🤖 AI Summary
Large multimodal models (LMMs) rely solely on textual reasoning, limiting their effectiveness on complex compositional and planning tasks. To address this, we propose Graph-of-Thought (GoT), the first framework enabling LMMs to autonomously generate and leverage conceptual graphs—e.g., spatial relation sketches—for multi-path reasoning in a zero-shot, fully automated manner, without manual diagramming or model fine-tuning. GoT unifies textual and diagrammatic reasoning modalities, incorporates deep backward tracing and beam search for inference optimization, and integrates PDDL-based planning semantics.

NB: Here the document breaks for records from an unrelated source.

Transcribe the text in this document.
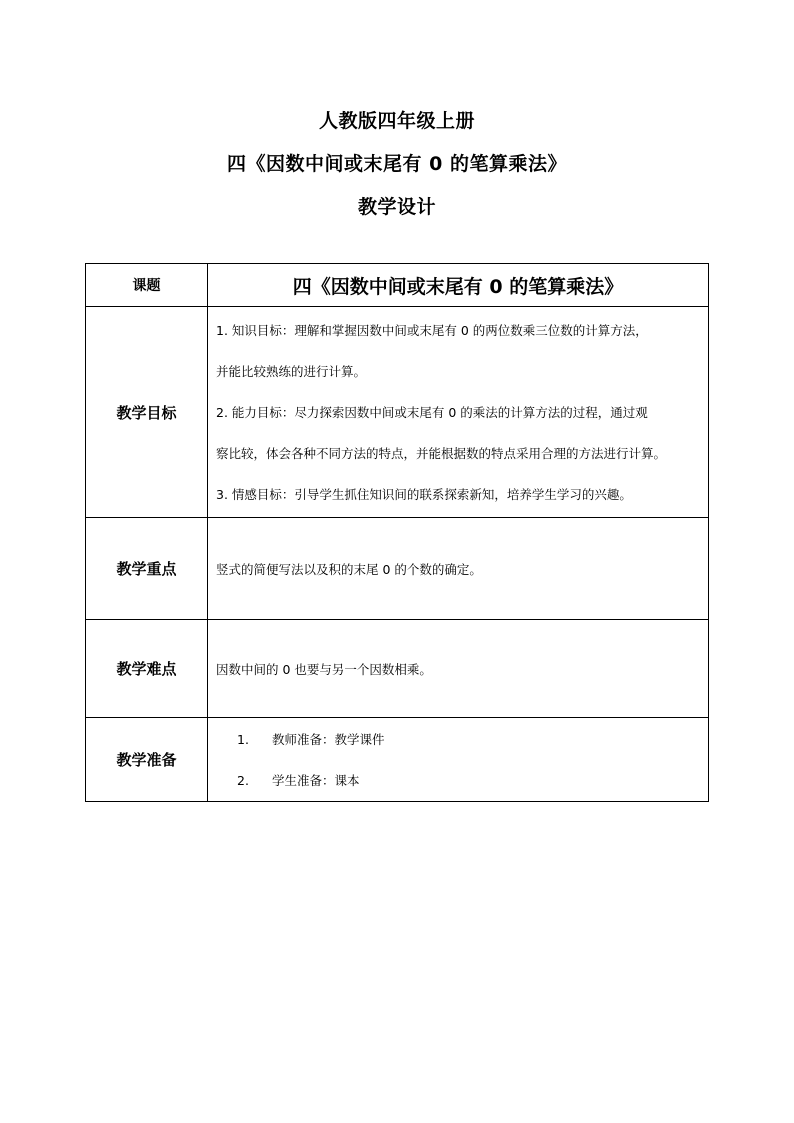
人教版四年级上册
四《因数中间或末尾有 0 的笔算乘法》
教学设计
课题	四《因数中间或末尾有 0 的笔算乘法》
教学目标	1. 知识目标：理解和掌握因数中间或末尾有 0 的两位数乘三位数的计算方法，

并能比较熟练的进行计算。

2. 能力目标：尽力探索因数中间或末尾有 0 的乘法的计算方法的过程，通过观

察比较，体会各种不同方法的特点，并能根据数的特点采用合理的方法进行计算。

3. 情感目标：引导学生抓住知识间的联系探索新知，培养学生学习的兴趣。

教学重点	竖式的简便写法以及积的末尾 0 的个数的确定。
教学难点	因数中间的 0 也要与另一个因数相乘。
教学准备	1. 教师准备：教学课件
2. 学生准备：课本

Evaluated on Blocksworld, GoT boosts GPT-4o’s task success rate from 35.5% to 90.2%. On the challenging Parking domain with depth-40 instances, it outperforms o1-preview by over 13%. These results demonstrate substantial improvements in LMMs’ generalization capability and interpretability for complex planning tasks.
📝 Abstract
Human reasoning relies on constructing and manipulating mental models-simplified internal representations of situations that we use to understand and solve problems. Conceptual diagrams (for example, sketches drawn by humans to aid reasoning) externalize these mental models, abstracting irrelevant details to efficiently capture relational and spatial information. In contrast, Large Language Models (LLMs) and Large Multimodal Models (LMMs) predominantly reason through textual representations, limiting their effectiveness in complex multi-step combinatorial and planning tasks. In this paper, we propose a zero-shot fully automatic framework that enables LMMs to reason through multiple chains of self-generated intermediate conceptual diagrams, significantly enhancing their combinatorial planning capabilities. Our approach does not require any human initialization beyond a natural language description of the task. It integrates both textual and diagrammatic reasoning within an optimized graph-of-thought inference framework, enhanced by beam search and depth-wise backtracking. Evaluated on multiple challenging PDDL planning domains, our method substantially improves GPT-4o's performance (for example, from 35.5% to 90.2% in Blocksworld). On more difficult planning domains with solution depths up to 40, our approach outperforms even the o1-preview reasoning model (for example, over 13% improvement in Parking). These results highlight the value of conceptual diagrams as a complementary reasoning medium in LMMs.